Мужчины с самого детства вызывали у меня неприязнь. А уж Дитер… толстенький, на тонких ножках, с неприятным запахом изо рта и годящийся мне в отцы, действовал хуже рвотного порошка. Правда, на немца он был совсем не похож. Своей красной круглой рожей с носом-картошкой и маленькими глазками напоминал хохла с базара, приехавшего торговать свиным салом. Да и расставаться с Вероникой и своей спокойной жизнью, которую я вела с ней, мне никак не хотелось. Ни за какие коврижки. Даже вот за такие бриллианты.
— Не хочу! Не поеду! — монотонно твердила я, утирая слёзы.
— Не будь дурой, — строго прервала моё нытьё Вероника. — Подумаешь, не красивый. Подумаешь, старый… Зато добрый какой. Из него можно выжать всё, что хочешь.
— Ага, Дед Мороз… — хныкала я, прижавшись к Вероникиному плечу. — А я буду у него Снегурочкой…
— Ладно, не юродствуй… вот ведь мать твоя была права, воспитывая тебя порядочной девушкой. Пригодилась-таки твоя девственность. Если бы не она, неизвестно ещё как бы всё сложилось.
— Да на чёрта мне эта девственность… кому берегла? Этому уроду? — меня захлестнула новая волна неприязни, мурашки побежали по телу и я разрыдалась.

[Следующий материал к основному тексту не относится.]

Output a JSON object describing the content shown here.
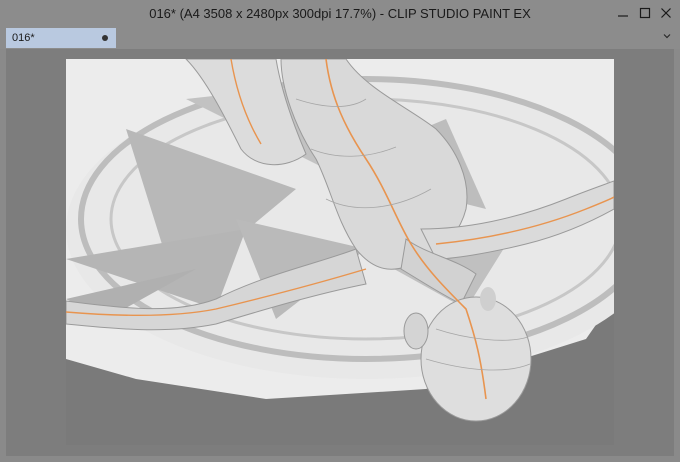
{
  "window": {
    "title": "016* (A4 3508 x 2480px 300dpi 17.7%)  - CLIP STUDIO PAINT EX",
    "minimize_icon": "minimize-icon",
    "maximize_icon": "maximize-icon",
    "close_icon": "close-icon"
  },
  "tabs": [
    {
      "label": "016*",
      "modified_icon": "dot-icon"
    }
  ],
  "tabbar": {
    "chevron_icon": "chevron-down-icon"
  },
  "canvas": {
    "subject": "3d-figure-on-patterned-platform"
  }
}
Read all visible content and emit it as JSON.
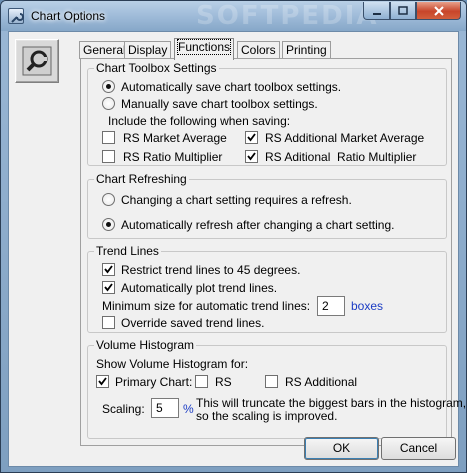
{
  "window": {
    "title": "Chart Options",
    "watermark": "SOFTPEDIA"
  },
  "tabs": [
    {
      "label": "General"
    },
    {
      "label": "Display"
    },
    {
      "label": "Functions",
      "active": true
    },
    {
      "label": "Colors"
    },
    {
      "label": "Printing"
    }
  ],
  "toolbox": {
    "title": "Chart Toolbox Settings",
    "auto_save": {
      "label": "Automatically save chart toolbox settings.",
      "selected": true
    },
    "manual_save": {
      "label": "Manually save chart toolbox settings.",
      "selected": false
    },
    "include_label": "Include the following when saving:",
    "rs_market_average": {
      "label": "RS Market Average",
      "checked": false
    },
    "rs_additional_market_average": {
      "label": "RS Additional Market Average",
      "checked": true
    },
    "rs_ratio_multiplier": {
      "label": "RS Ratio Multiplier",
      "checked": false
    },
    "rs_aditional_ratio_multiplier": {
      "label": "RS Aditional  Ratio Multiplier",
      "checked": true
    }
  },
  "refreshing": {
    "title": "Chart Refreshing",
    "requires_refresh": {
      "label": "Changing a chart setting requires a refresh.",
      "selected": false
    },
    "auto_refresh": {
      "label": "Automatically refresh after changing a chart setting.",
      "selected": true
    }
  },
  "trend": {
    "title": "Trend Lines",
    "restrict": {
      "label": "Restrict trend lines to 45 degrees.",
      "checked": true
    },
    "auto_plot": {
      "label": "Automatically plot trend lines.",
      "checked": true
    },
    "min_size_label": "Minimum size for automatic trend lines:",
    "min_size_value": "2",
    "min_size_unit": "boxes",
    "override": {
      "label": "Override saved trend lines.",
      "checked": false
    }
  },
  "histogram": {
    "title": "Volume Histogram",
    "show_label": "Show Volume Histogram for:",
    "primary_chart": {
      "label": "Primary Chart:",
      "checked": true
    },
    "rs": {
      "label": "RS",
      "checked": false
    },
    "rs_additional": {
      "label": "RS Additional",
      "checked": false
    },
    "scaling_label": "Scaling:",
    "scaling_value": "5",
    "scaling_unit": "%",
    "note_line1": "This will truncate the biggest bars in the histogram,",
    "note_line2": "so the scaling is improved."
  },
  "buttons": {
    "ok": "OK",
    "cancel": "Cancel"
  },
  "icons": {
    "app": "wrench-chart-icon",
    "side": "wrench-gear-icon",
    "minimize": "minimize-icon",
    "maximize": "maximize-icon",
    "close": "close-icon"
  }
}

— Хватит, не реви… — пытаясь успокоить, Вероника погладила меня по голове. — Выйдешь замуж, поможешь и мне. Там жизнь. А тут… если бы не я, сосала бы сейчас у какого-нибудь бомжа за тарелку супа.
Я вспомнила, чем обязана Веронике и согласилась.
— В конце концов, этот Дитер не такой противный, как те, кто совался ко мне у Седого… — подумала я, растирая почти высохшие слёзы. — И вообще… он будет мне папой… — если бы я могла тогда знать, как близка я была в своих предположениях к истине.